Thursday, September 23, 2004

Britney Takes a Vow

Britney Spears attracts much well-deserved criticism, but I agree with her on this one. Some people are claiming that Britney is not really married, despite Sunday night’s surprise ceremony in a private home in Studio City (where I live!), because she and her intended haven’t filed a marriage license yet. Britney’s response?
“I know we're not completely legal until we file the license, which we’ll do next week,” the 22-year-old pop star said. “But in a real sense, a spiritual sense, we're married.”
And she’s right. Marriage does not depend for its existence on the recognition of the state. Marriage is, at its fundament, an ethical commitment between two (or more if you swing that way) individuals. If the parties choose, they may wish to make a legal commitment as well, but the acts are in principle distinguishable. To say that Britney and her beau are unmarried simply because they haven’t filed a license with the state is to confuse the promise with the enforcement mechanism.

4 comments:

Anonymous said...

I totally agree. I don't know any history on marriage, but I remember a guy saying that we don't need the government to approve of our marriage..."I just took her to the bedroom and made her my wife." Sometimes, it is as simple as that. I think the concern with Britney Spears is that people don't believe she is for real. They think it'll be another 15 hour marriage.

KipEsquire said...

I have to dissent. The statement may well be true in a normative sense, but it is historically inaccurate in the positive sense, at least as a majority view in the U.S.

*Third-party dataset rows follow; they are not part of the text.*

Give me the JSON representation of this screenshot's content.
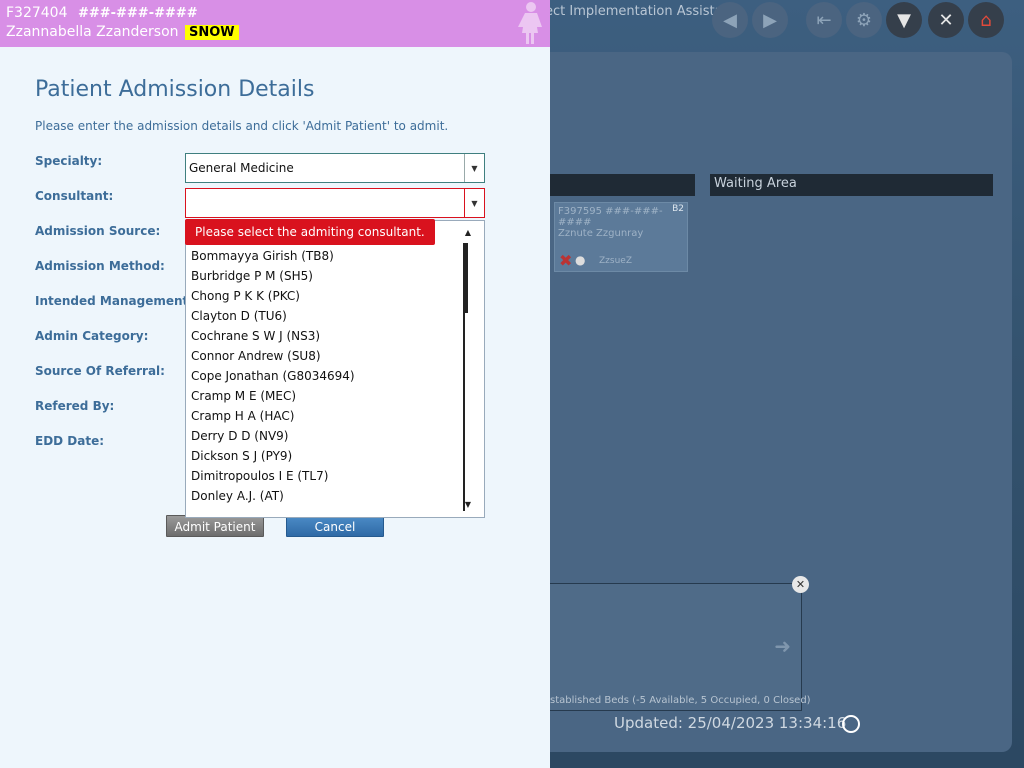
{
  "background": {
    "header_title": "ect Implementation Assistant",
    "toolbar_icons": [
      "back-arrow-icon",
      "forward-arrow-icon",
      "exit-icon",
      "settings-icon",
      "filter-icon",
      "close-icon",
      "home-icon"
    ],
    "column_headers": [
      "Waiting Area"
    ],
    "bed_card": {
      "patient_id": "F397595",
      "nhs_mask": "###-###-####",
      "name": "Zznute Zzgunray",
      "bed_number": "B2",
      "user": "ZzsueZ"
    },
    "beds_summary": "stablished Beds (-5 Available, 5 Occupied, 0 Closed)",
    "updated": "Updated: 25/04/2023 13:34:16"
  },
  "patient": {
    "id": "F327404",
    "nhs_mask": "###-###-####",
    "name": "Zzannabella Zzanderson",
    "alert": "SNOW"
  },
  "form": {
    "title": "Patient Admission Details",
    "instruction": "Please enter the admission details and click 'Admit Patient' to admit.",
    "labels": {
      "specialty": "Specialty:",
      "consultant": "Consultant:",
      "admission_source": "Admission Source:",
      "admission_method": "Admission Method:",
      "intended_management": "Intended Management:",
      "admin_category": "Admin Category:",
      "source_of_referral": "Source Of Referral:",
      "refered_by": "Refered By:",
      "edd_date": "EDD Date:"
    },
    "specialty_value": "General Medicine",
    "consultant_value": "",
    "consultant_error": "Please select the admiting consultant.",
    "consultant_options": [
      "Bommayya Girish (TB8)",
      "Burbridge P M (SH5)",
      "Chong P K K (PKC)",
      "Clayton D (TU6)",
      "Cochrane S W J (NS3)",
      "Connor Andrew (SU8)",
      "Cope Jonathan (G8034694)",
      "Cramp M E (MEC)",
      "Cramp H A (HAC)",
      "Derry D D (NV9)",
      "Dickson S J (PY9)",
      "Dimitropoulos I E (TL7)",
      "Donley A.J. (AT)"
    ],
    "admit_label": "Admit Patient",
    "cancel_label": "Cancel"
  }
}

We once had a ubiquitous system comparable to what Glen describes -- it was called "common law marriage." However, almost every state has abolished the concept. It's difficult to argue, in the face of deliberate state action, that common law marriage does exist as an "ethical commitment" when it explicitly does not exist in any other sense.

Marriage is a legal status that confers powerful rights (and responsibilties). One cannot say simultaneously that it's a legal concept and that it isn't.

Maybe it's just a question of needing a more robust lexicon: "We're not legally married...we're [fill in the blank]."

Anonymous said...

I'd prefer to say Britney and Mr. Britney aren't "licensed."

Glen Whitman said...

I wasn't really talking about common law marriage. Even if California still recognized common law marriage, Britney and Kevin would have to stay together for several years (I think 7 years was the standard) before they were deemed married under common law -- and what are the odds of that happening? My point was a more philosophical one: that marriage does not require any legal sanction at all.